Benturan hukum ini terjadi karena dalam RUU BUMN 2025 telah terdapat transformasi status hukum keuangan negara dalam BUMN. Hal ini dapat dilihat dalam ketentuan Pasal 4A ayat (5) RUU BUMN telah menegaskan bahwa “Modal negara pada BUMN yang berasal dari penyertaan modal baik dalam rangka pendirian BUMN merupakan kekayaan BUMN yang menjadi milik dan tanggung jawab BUMN”, artinya telah terjadi transformasi status hukum terhadap keuangan negara dalam penyertaan modal kepada BUMN. Hal tersebut juga sejalan dengan Pasal 2A ayat (3) dan (4) PP No. 72 Tahun 2016 tentang Perubahan Atas Peraturan Pemerintah Nomor 44 Tahun 2005 Tentang Tata Cara Penyertaan dan Penatausahaan Modal Negara Pada Badan Usaha Milik Negara dan Perseroan Terbatas bahwa kekayaan negara yang dijadikan penyertaan modal negara pada BUMN atau Perseroan Terbatas, bertransformasi menjadi saham/modal negara pada BUMN atau Perseroan Terbatas tersebut dan kekayaan negara yang bertransformasi menjadi kekayaan BUMN atau Perseroan Terbatas tersebut.
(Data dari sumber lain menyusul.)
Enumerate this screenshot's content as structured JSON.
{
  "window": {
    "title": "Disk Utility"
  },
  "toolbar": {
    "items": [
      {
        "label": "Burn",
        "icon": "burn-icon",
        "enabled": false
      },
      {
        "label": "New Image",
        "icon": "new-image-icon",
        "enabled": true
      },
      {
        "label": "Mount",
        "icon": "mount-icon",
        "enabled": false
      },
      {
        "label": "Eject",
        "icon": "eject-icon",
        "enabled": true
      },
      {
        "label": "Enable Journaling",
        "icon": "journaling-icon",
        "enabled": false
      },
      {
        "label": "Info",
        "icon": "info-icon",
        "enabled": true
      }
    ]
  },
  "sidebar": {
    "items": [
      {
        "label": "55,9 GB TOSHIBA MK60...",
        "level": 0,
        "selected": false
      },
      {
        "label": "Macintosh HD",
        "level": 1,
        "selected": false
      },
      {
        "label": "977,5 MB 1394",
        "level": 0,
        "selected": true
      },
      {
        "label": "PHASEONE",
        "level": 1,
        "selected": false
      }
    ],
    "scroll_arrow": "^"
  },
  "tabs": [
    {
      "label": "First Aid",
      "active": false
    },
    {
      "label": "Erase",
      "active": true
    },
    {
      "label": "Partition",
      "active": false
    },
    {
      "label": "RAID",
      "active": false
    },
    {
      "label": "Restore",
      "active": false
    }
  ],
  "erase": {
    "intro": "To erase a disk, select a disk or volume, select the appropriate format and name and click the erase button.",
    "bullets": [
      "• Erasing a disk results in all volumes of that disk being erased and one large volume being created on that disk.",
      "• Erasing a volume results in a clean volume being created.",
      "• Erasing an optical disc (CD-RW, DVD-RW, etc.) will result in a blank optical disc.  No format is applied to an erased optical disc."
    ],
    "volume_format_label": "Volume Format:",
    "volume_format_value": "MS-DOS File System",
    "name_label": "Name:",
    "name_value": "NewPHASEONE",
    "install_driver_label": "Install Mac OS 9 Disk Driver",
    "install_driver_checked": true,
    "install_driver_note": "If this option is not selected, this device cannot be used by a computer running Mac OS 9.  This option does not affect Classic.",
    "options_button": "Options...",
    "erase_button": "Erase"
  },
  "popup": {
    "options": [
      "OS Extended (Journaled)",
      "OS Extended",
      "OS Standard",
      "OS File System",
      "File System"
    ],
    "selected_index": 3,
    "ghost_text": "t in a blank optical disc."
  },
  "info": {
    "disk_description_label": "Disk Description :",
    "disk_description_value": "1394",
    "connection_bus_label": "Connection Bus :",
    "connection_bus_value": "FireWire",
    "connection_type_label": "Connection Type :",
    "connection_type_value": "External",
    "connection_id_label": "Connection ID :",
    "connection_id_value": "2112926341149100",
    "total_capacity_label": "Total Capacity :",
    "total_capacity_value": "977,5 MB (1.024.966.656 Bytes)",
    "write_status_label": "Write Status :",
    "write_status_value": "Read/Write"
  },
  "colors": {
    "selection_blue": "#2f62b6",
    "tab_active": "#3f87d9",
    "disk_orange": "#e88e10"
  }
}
Walaupun terjadi benturan hukum dengan UU Tipikor, sepatutnya dapat ditafsirkan telah terjadi pergeseran makna bahwa kerugian BUMN bukan merupakan kerugian negara. Sehingga RUU BUMN 2025 ini seharusnya mengesampingkan makna kerugian keuangan negara dalam UU Tipikor. Hal tersebut sebagaimana asas hukum lex posteriori derogat legi priori yaitu hukum yang baru mengesampingkan hukum yang lama. Oleh karena itu benturan hukum tersebut dapat terhindarkan.
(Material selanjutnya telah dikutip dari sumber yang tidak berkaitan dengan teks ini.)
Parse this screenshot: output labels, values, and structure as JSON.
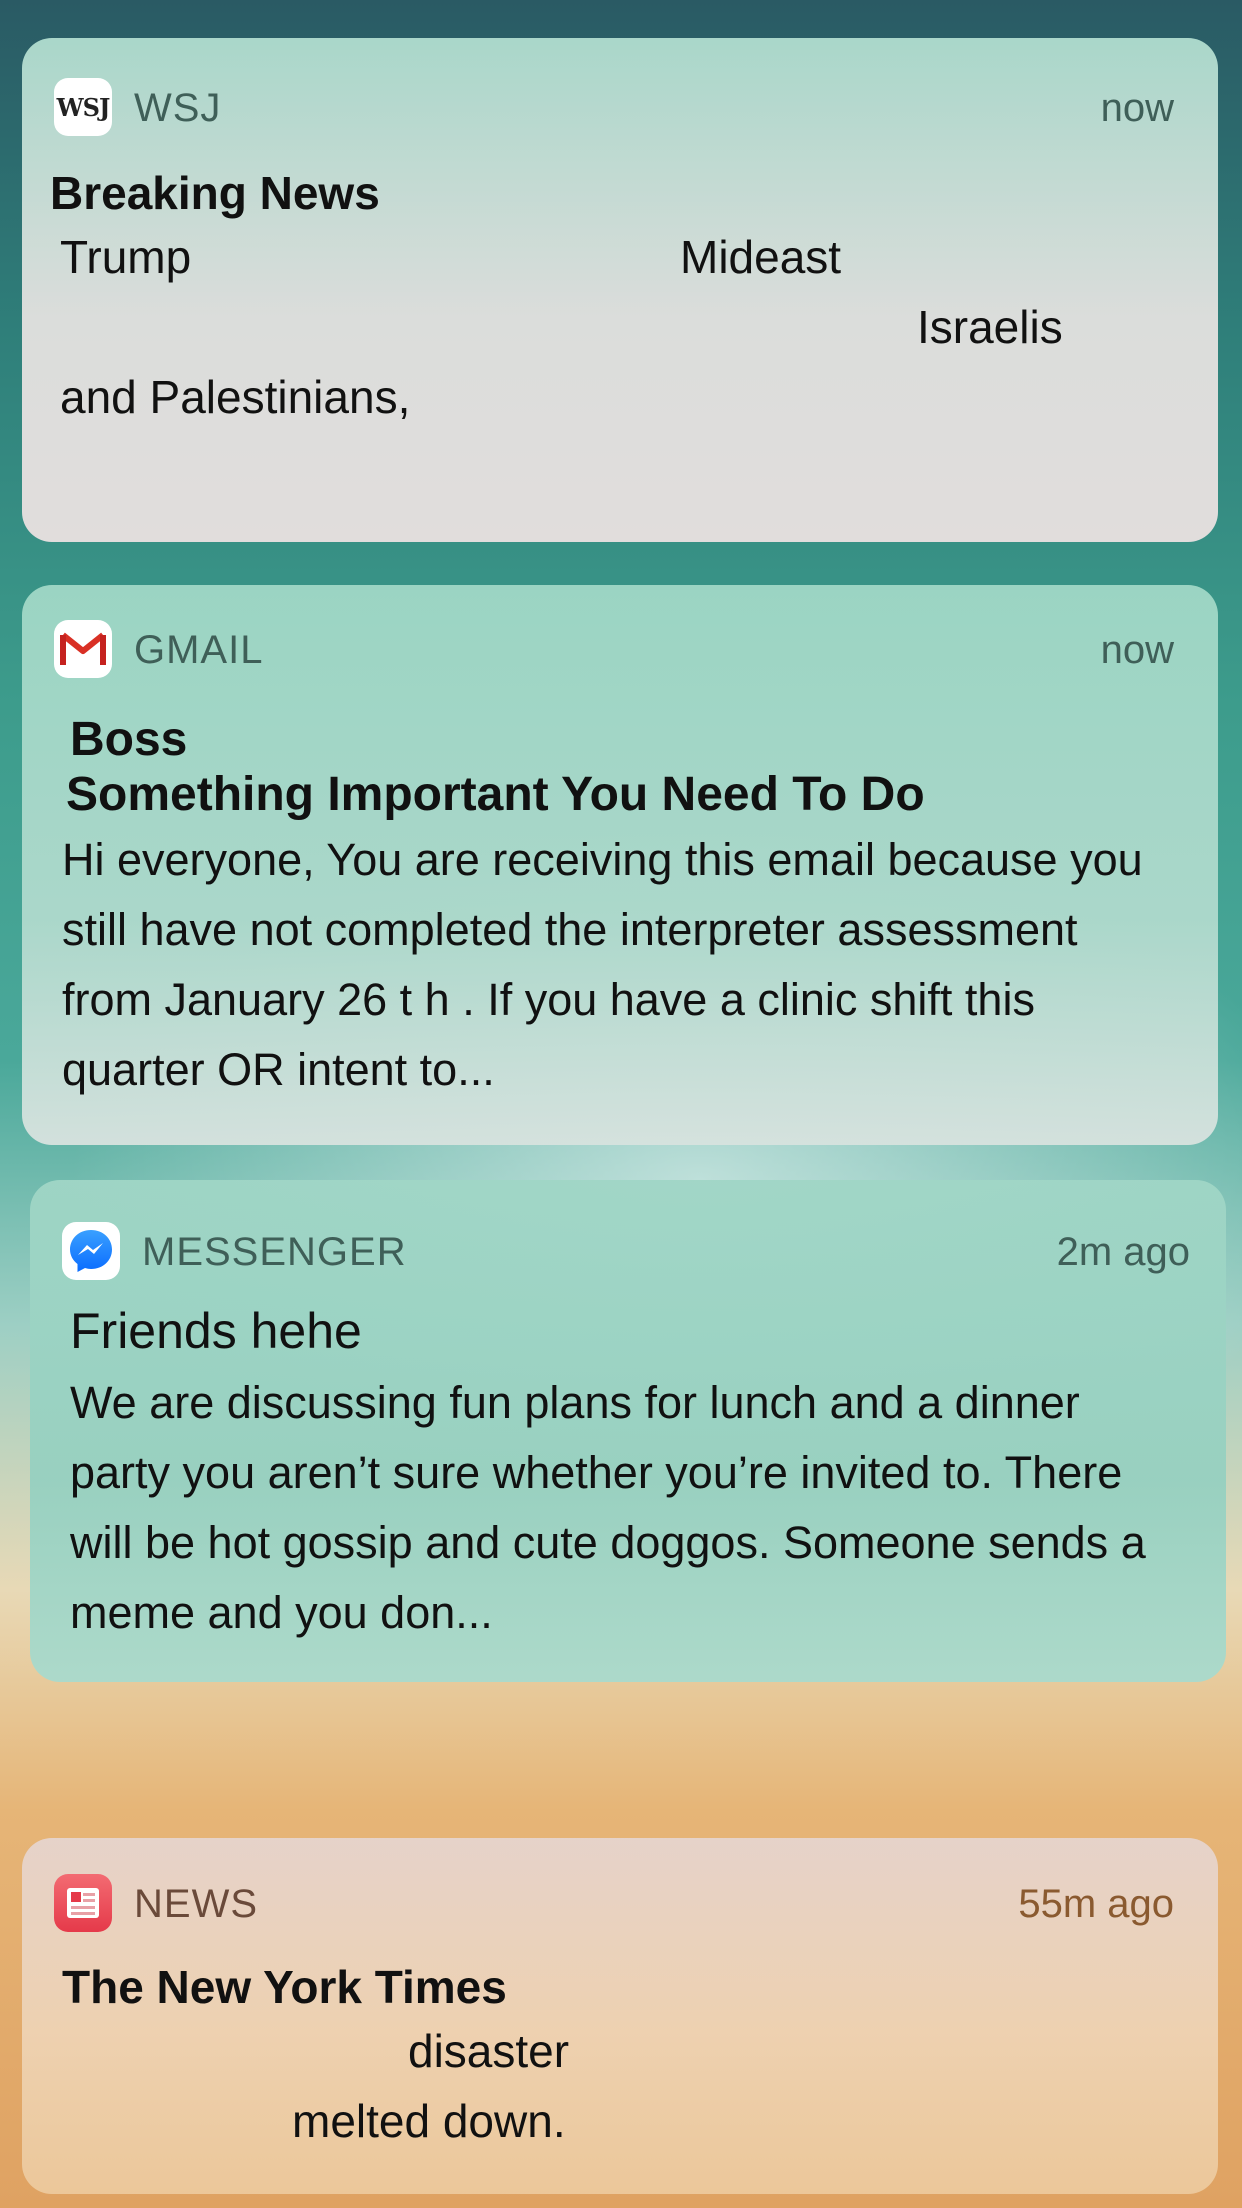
{
  "notifications": {
    "wsj": {
      "app_name": "WSJ",
      "icon_text": "WSJ",
      "time": "now",
      "title": "Breaking News",
      "lines": [
        "Trump",
        "Mideast",
        "Israelis",
        "and Palestinians,"
      ]
    },
    "gmail": {
      "app_name": "GMAIL",
      "time": "now",
      "sender": "Boss",
      "subject": "Something Important You Need To Do",
      "body": "Hi everyone, You are receiving this email because you still have not completed the interpreter assessment from January 26 t h . If you have a clinic shift this quarter OR intent to..."
    },
    "messenger": {
      "app_name": "MESSENGER",
      "time": "2m ago",
      "title": "Friends hehe",
      "body": "We are discussing fun plans for lunch and a dinner party you aren’t sure whether you’re invited to. There will be hot gossip and cute doggos. Someone sends a meme and you don..."
    },
    "news": {
      "app_name": "NEWS",
      "time": "55m ago",
      "title": "The New York Times",
      "lines": [
        "disaster",
        "melted down."
      ]
    }
  }
}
Implikasi Ketentuan “Kerugian BUMN Bukan Kerugian Negara” Terhadap Pertanggungjawaban Direksi BUMN

Meskipun sebagaimana telah dijelaskan sebelumnya bahwa penjelasan Pasal 4B yang menegaskan bahwa kerugian BUMN bukan merupakan kerugian negara menimbulkan conflict of law, akan tetapi terang dan jelas bahwa hal ini berimplikasi pada pemenuhan Pasal 2 dan Pasal 3 UU Tipikor. Hal ini karena dalam Pasal 2 dan 3 terdapat unsur “dapat merugikan keuangan negara atau perekonomian negara”, sehingga manakala BUMN mengalami kerugian, maka kerugian tersebut tidak dapat dijadikan dasar untuk menyatakan seseorang melakukan tindak pidana korupsi.
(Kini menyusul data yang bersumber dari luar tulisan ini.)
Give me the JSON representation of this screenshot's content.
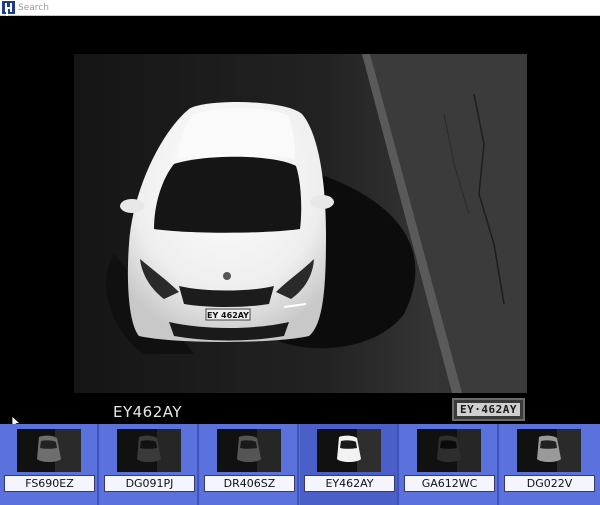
{
  "window": {
    "title": "Search"
  },
  "viewer": {
    "plate_text": "EY462AY",
    "plate_crop_text": "EY·462AY",
    "car_plate_text": "EY 462AY"
  },
  "thumbnails": [
    {
      "plate": "FS690EZ",
      "car": "dark"
    },
    {
      "plate": "DG091PJ",
      "car": "dark"
    },
    {
      "plate": "DR406SZ",
      "car": "dark"
    },
    {
      "plate": "EY462AY",
      "car": "white"
    },
    {
      "plate": "GA612WC",
      "car": "dark"
    },
    {
      "plate": "DG022V",
      "car": "light"
    }
  ],
  "colors": {
    "strip_bg": "#5a6fd6",
    "titlebar_bg": "#ffffff",
    "viewer_bg": "#000000"
  },
  "icons": {
    "app": "app-icon",
    "cursor": "cursor-icon"
  }
}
Sebelumnya Pasal 2 dan Pasal 3 UU Tipikor sering dikaitkan dengan pertanggungjawaban Direksi BUMN ketika BUMN mengalami kerugian. Dalam beberapa kasus, telah banyak ditemukan Direksi BUMN didakwa melakukan pelanggaran Pasal 2 dan Pasal 3 UU Tipikor, diantaranya dalam kasus korupsi PT Pertamina, PT Pelindo II, dan PT Waskita Karya. Lantas, apabila BUMN mengalami kerugian, bagaimana pertanggungjawaban Direksi BUMN?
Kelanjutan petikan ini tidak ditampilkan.